Stems: immersed, scape stout, naked, three to four inches high, with a few scales. Leaves: two to three pinnately many-parted, capillary, bearing many bladders. Flowers: three to twenty in a raceme on short pedicels, the sides of the lips reflexed, spur conical, slender, rather acute. Fruit: capsule many seeded.
The Greater Bladderwort is a very curious plant which grows in shallow pools and ponds, and has yellow flowers similar in structure to those of the Butterwort. The leaves, usually much crowded on the floating branches, are divided into thread-like segments bearing the numerous, velvety-looking, little air bladders. In the autumn, buds terminating the stems fall off, and are buried in the mud at the bottom of pools until springtime, when they root, and the new bladders, at first filled with water, soon fill with air, and the plant, leaving the mud, rises to the surface of the pool and flowers, the bladders feeding it by means of their trapping. The pale green bladders are, however, its most interesting feature, for having no roots the plant floats submerged by means of these tiny inflated balloons, whose bristle-like appendages give them the appearance of crustaceans. These bladders have an opening closed by a valve and furnished with a few projecting bristles that guide insects to the aperture, which they enter by pressing against the lid. Inside the bladder is covered with glandular processes that seem to absorb the fluid products of decay, but do not, like the Butterwort and Sundew, digest the trapped victim and absorb the animal matter. The yellow flowers grow in racemes of three to twenty at the top of the stalks on pedicels which are recurved in fruit. They have a two-lipped corolla with an erect, entire upper lip, and a broad three-lobed lower lip that has a large palate, and a conic spur nearly as long as the lip to which it is appressed.
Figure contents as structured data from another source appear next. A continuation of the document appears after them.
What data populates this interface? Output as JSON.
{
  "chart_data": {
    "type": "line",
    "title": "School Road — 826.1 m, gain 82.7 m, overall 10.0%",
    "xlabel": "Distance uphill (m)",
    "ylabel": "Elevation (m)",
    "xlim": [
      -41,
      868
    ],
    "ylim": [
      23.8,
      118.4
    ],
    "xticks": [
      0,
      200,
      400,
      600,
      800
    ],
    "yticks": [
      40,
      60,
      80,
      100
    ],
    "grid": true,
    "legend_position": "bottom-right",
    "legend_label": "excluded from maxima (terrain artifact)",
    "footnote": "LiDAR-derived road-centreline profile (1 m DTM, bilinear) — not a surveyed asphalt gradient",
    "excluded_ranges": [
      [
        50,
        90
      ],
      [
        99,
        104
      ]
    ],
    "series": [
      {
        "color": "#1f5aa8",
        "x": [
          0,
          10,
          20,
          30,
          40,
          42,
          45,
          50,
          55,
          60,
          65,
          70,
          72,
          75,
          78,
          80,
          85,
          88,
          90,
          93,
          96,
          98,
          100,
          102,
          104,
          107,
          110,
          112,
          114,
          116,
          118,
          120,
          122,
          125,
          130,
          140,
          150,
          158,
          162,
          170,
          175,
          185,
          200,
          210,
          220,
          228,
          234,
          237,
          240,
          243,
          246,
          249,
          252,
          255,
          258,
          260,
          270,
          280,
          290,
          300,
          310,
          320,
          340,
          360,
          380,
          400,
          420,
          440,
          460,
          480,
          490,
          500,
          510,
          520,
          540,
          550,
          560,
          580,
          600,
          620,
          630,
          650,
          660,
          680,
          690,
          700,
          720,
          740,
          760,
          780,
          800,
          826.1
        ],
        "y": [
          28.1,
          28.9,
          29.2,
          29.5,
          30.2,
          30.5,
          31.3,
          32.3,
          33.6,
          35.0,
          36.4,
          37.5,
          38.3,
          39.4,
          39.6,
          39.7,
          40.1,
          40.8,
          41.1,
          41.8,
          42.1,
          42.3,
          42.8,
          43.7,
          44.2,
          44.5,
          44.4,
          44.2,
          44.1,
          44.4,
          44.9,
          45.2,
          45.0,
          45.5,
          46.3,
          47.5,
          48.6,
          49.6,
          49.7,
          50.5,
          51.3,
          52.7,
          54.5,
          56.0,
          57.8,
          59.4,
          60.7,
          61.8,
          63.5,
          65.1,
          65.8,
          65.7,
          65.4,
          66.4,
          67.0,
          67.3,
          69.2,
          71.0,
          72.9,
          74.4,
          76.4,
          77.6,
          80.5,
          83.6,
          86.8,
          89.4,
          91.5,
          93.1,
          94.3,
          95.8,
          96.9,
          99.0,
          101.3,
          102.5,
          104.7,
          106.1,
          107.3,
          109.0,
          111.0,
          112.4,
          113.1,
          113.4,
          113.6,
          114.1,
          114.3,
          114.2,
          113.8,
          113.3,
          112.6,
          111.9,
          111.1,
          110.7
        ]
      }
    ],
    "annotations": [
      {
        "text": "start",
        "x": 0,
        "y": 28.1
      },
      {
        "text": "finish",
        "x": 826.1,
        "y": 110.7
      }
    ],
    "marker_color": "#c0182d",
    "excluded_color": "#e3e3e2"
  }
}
Utricidaria intermedia, or Yellow Bladderwort, has also a naked scape bearing one to five yellow flowers, the upper lip of whose corolla is much longer than the palate, the acute spur being appressed to, and as long as the very broad lower lip. The slender pedicels are erect in fruit. The branches are floating, and the leaves more or less scattered, with linear, flat segments and bristle-toothed margins. The bladders are, with rare exceptions, borne on leafless branches.